De retour chez-moi, encore sous le choc de ce que je venais d’apprendre, j’ai eu envie de relire la lettre que vous écriviez, le 30 mai 1995*, à votre Ti-cul de 3 mois alors, Jérémie; qui aura donc bientôt 15 ans. Je serais très étonnée qu’il n’ait pas hérité de votre attachement à la cause de notre Indépendance ainsi que de votre lucidité et de votre courage. C’est au fond ce que vous lui proposiez dès lors et c’est ce que je souhaite pour lui. Et pour nous.

Dans cette lettre cependant - peut-être sentiez-vous que c’était important pour parler à votre fils encore immaculé! - votre ton était quelque peu différent de celui que l’on vous accole trop facilement et dont vous êtes peut-être parfois prisonnier malgré vous. Et je vous cite :
« ... C’est vrai que souvent notre seul accès au réel passe par des journalistes à gages (...) qui à force de vouloir avoir l’air objectifs penchent toujours du côté du plus fort. (...) Cette pseudo-objectivité est en soi un choix politique. C’est une trahison. On est d’un bord. Ou de l’autre.

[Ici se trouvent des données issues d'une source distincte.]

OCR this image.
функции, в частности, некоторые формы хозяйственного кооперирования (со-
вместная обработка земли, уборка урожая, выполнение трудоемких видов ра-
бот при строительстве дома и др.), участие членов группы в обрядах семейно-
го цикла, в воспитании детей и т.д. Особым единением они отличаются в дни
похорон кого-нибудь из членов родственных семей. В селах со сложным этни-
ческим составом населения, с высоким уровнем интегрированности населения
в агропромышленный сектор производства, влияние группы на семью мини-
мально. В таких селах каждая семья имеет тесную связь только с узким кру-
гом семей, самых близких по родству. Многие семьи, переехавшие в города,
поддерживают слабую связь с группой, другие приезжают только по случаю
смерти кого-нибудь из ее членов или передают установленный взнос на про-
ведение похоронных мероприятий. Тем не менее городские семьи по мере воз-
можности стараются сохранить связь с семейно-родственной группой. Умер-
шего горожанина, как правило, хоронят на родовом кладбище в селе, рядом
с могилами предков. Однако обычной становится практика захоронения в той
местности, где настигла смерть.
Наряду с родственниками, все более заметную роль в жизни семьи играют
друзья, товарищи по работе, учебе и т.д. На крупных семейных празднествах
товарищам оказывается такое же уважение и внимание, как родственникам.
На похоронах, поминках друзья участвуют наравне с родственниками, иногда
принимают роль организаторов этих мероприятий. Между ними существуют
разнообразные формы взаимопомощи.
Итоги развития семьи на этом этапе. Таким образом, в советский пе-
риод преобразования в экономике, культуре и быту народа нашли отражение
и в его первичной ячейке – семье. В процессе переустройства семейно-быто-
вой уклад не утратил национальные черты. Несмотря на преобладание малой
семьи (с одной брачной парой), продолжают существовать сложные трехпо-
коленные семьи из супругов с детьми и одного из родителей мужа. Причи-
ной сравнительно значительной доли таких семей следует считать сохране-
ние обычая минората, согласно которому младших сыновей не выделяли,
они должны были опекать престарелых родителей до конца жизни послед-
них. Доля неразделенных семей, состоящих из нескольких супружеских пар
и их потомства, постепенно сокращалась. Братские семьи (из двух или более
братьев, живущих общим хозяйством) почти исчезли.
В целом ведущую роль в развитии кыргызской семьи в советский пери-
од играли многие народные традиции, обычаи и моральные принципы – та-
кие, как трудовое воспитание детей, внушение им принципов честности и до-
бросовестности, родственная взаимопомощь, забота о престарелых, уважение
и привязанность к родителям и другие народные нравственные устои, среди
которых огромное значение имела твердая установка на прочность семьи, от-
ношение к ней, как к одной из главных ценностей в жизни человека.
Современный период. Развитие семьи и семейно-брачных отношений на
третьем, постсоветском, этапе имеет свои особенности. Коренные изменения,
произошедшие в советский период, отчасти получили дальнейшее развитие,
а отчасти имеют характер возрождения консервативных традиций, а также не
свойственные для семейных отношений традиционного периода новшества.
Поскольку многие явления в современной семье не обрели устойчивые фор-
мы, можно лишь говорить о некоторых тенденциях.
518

Mais il y a plus grave encore (...) Il y a la mollesse du peuple. (...) Notre propre mollesse. À chacun d’entre nous. Nos querelles intestines. Nos divisions incessantes. (C’est moi qui souligne ici ) Ce ton pleurnichard et enfantin dans la défense corporatiste des petits intérêts de chacun, jeunes ou vieux. Moi. Moi. Moi. Toujours moi. Toujours des consommateurs. Jamais des citoyens responsables.
»
Égoïstes et divisés... Je crois que vous aviez raison!
Et le plus récent exemple - outre les querelles et rivalités Québec-Montréal ou celles étalées sur Vigile – : le court-circuit (apparent?) entre deux manifestations le 13 septembre prochain : celle de l’hommage aux miliciens de 1759-60, organisée par Le comité des sociétés d’histoire et de généalogie de la région de Québec http://www.vigile.net/Hommage-aux-miliciens-qui-ont... , sous la présidence de Jacques Lacoursière, et l’événement du Moulin à paroles, initié avec Locco Locass etc. qui sera tenu parallèlement au Kiosque Edwin Bélanger, sur les Plaines. [www.moulinaparoles.com->www.moulinaparoles.com] ! J’espère me tromper et qu’il y a eu ou qu’il y aura consultation et concertation à ce sujet.
Et votre lettre continue, Falardeau, dans un langage tout aussi combatif, voire plus cru cette fois, et elle se termine ainsi :
"Dans quinze ou vingt ans, Jérémie, - et nous y sommes! - je ne sais pas trop où tu en seras. Mais je sais une chose : aujourd’hui, moi, je vais me battre. Avec passion. Avec rage..."
Vous l’avez fait, Pierre Falardeau. Vous le faites encore. Pour vous, la liberté n’a jamais été une « marque de yogourt ». Et, vous et nous, ne devons pas oublier que « les boeufs sont lents mais la terre est patiente ». Ne lâchez pas. Ne lâchons pas!
Et, tiens donc, Merci pour tout! Tabar... nouche!
Nicole Hébert
* Collectif, Trente lettres pour un OUI, Stanké, 1995.

Magnifique recueil de lettres! À relire souvent!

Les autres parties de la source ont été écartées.